The situation in the emerging world is, as usual, very different from region to region and from country to country. Asia and Eastern Europe are performing more or less as expected while Latin America disappoints. The recent upheaval in EM financial markets has sparked comparisons to the debt crises of the 1980s and 1990s. True, tightening financial conditions usually herald a more difficult environment for emerging markets. That said, the analogy looks of the mark. Apart from Turkey and Argentina the risks facing most EMs today are significantly smaller. Indeed, the vulnerability of EM in general is lower compared to past decades. Many EM have improved their macroeconomic frameworks, including the use of flexible exchange rates, ample reserve buffers and multiple financial safety nets. Still, pre-emptive tightening efforts of EM central banks may hurt economic activity in the months ahead.
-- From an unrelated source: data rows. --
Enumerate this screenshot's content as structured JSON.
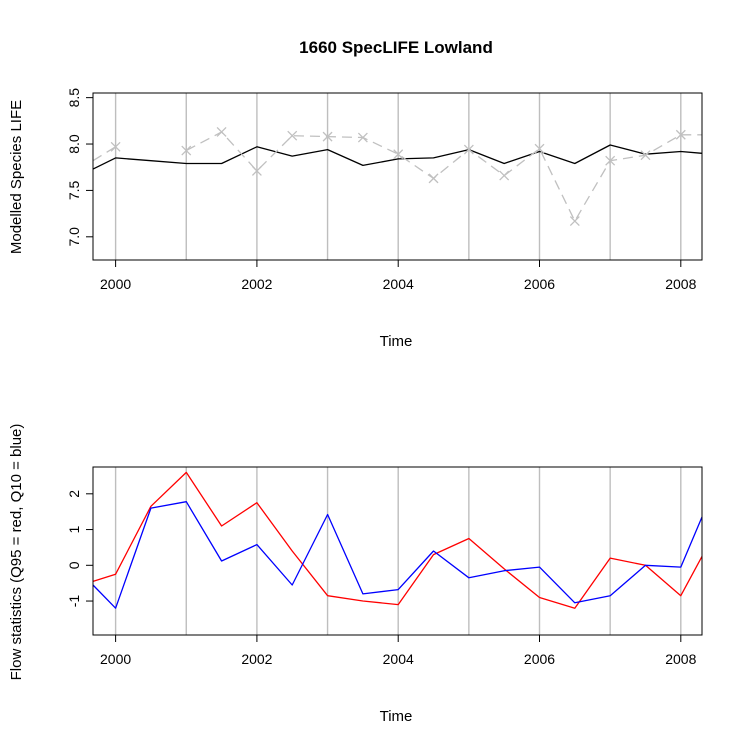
{
  "chart_data": [
    {
      "type": "line",
      "title": "1660 SpecLIFE Lowland",
      "xlabel": "Time",
      "ylabel": "Modelled Species LIFE",
      "xlim": [
        1999.68,
        2008.3
      ],
      "ylim": [
        6.75,
        8.55
      ],
      "xticks": [
        2000,
        2002,
        2004,
        2006,
        2008
      ],
      "xtick_labels": [
        "2000",
        "2002",
        "2004",
        "2006",
        "2008"
      ],
      "yticks": [
        7.0,
        7.5,
        8.0,
        8.5
      ],
      "ytick_labels": [
        "7.0",
        "7.5",
        "8.0",
        "8.5"
      ],
      "vlines": [
        2000,
        2001,
        2002,
        2003,
        2004,
        2005,
        2006,
        2007,
        2008
      ],
      "series": [
        {
          "color": "#000000",
          "style": "solid",
          "marker": "none",
          "x": [
            1999.68,
            2000,
            2000.5,
            2001,
            2001.5,
            2002,
            2002.5,
            2003,
            2003.5,
            2004,
            2004.5,
            2005,
            2005.5,
            2006,
            2006.5,
            2007,
            2007.5,
            2008,
            2008.3
          ],
          "y": [
            7.73,
            7.85,
            7.82,
            7.79,
            7.79,
            7.97,
            7.87,
            7.94,
            7.77,
            7.84,
            7.85,
            7.94,
            7.79,
            7.92,
            7.79,
            7.99,
            7.89,
            7.92,
            7.9
          ]
        },
        {
          "color": "#c0c0c0",
          "style": "dashed",
          "marker": "x",
          "x": [
            1999.68,
            2000,
            2000.5,
            2001,
            2001.5,
            2002,
            2002.5,
            2003,
            2003.5,
            2004,
            2004.5,
            2005,
            2005.5,
            2006,
            2006.5,
            2007,
            2007.5,
            2008,
            2008.3
          ],
          "y": [
            7.82,
            7.97,
            null,
            7.93,
            8.13,
            7.71,
            8.09,
            8.08,
            8.07,
            7.89,
            7.63,
            7.94,
            7.66,
            7.95,
            7.17,
            7.82,
            7.88,
            8.1,
            8.1
          ]
        }
      ]
    },
    {
      "type": "line",
      "title": "",
      "xlabel": "Time",
      "ylabel": "Flow statistics (Q95 = red, Q10 = blue)",
      "xlim": [
        1999.68,
        2008.3
      ],
      "ylim": [
        -1.95,
        2.75
      ],
      "xticks": [
        2000,
        2002,
        2004,
        2006,
        2008
      ],
      "xtick_labels": [
        "2000",
        "2002",
        "2004",
        "2006",
        "2008"
      ],
      "yticks": [
        -1,
        0,
        1,
        2
      ],
      "ytick_labels": [
        "-1",
        "0",
        "1",
        "2"
      ],
      "vlines": [
        2000,
        2001,
        2002,
        2003,
        2004,
        2005,
        2006,
        2007,
        2008
      ],
      "series": [
        {
          "color": "#ff0000",
          "style": "solid",
          "marker": "none",
          "x": [
            1999.68,
            2000,
            2000.5,
            2001,
            2001.5,
            2002,
            2002.5,
            2003,
            2003.5,
            2004,
            2004.5,
            2005,
            2005.5,
            2006,
            2006.5,
            2007,
            2007.5,
            2008,
            2008.3
          ],
          "y": [
            -0.45,
            -0.25,
            1.65,
            2.6,
            1.1,
            1.75,
            0.4,
            -0.85,
            -1.0,
            -1.1,
            0.3,
            0.75,
            -0.1,
            -0.9,
            -1.2,
            0.2,
            0.0,
            -0.85,
            0.25
          ]
        },
        {
          "color": "#0000ff",
          "style": "solid",
          "marker": "none",
          "x": [
            1999.68,
            2000,
            2000.5,
            2001,
            2001.5,
            2002,
            2002.5,
            2003,
            2003.5,
            2004,
            2004.5,
            2005,
            2005.5,
            2006,
            2006.5,
            2007,
            2007.5,
            2008,
            2008.3
          ],
          "y": [
            -0.55,
            -1.2,
            1.6,
            1.78,
            0.12,
            0.58,
            -0.55,
            1.42,
            -0.8,
            -0.68,
            0.4,
            -0.35,
            -0.15,
            -0.05,
            -1.05,
            -0.85,
            0.0,
            -0.05,
            1.35
          ]
        }
      ]
    }
  ]
}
What’s more, domestic risks in some important countries like Brazil (public debt trajectory) and China (private debt trajectory) remain present. The Chinese economy, as the second biggest in the world, remains an important point of attention. The latest figures confirm that Chinese leaders are serious about reducing credit growth. For the time being, there is insufficient evidence that this results in a marked slowdown in growth. But that could change sooner than many suspect. The rapid aging of the population, the rebalancing of the economy towards more domestic consumption away from unsustainable investment on top of increasing global trade tensions mean that risks for the Chinese economy are skewed to the downside.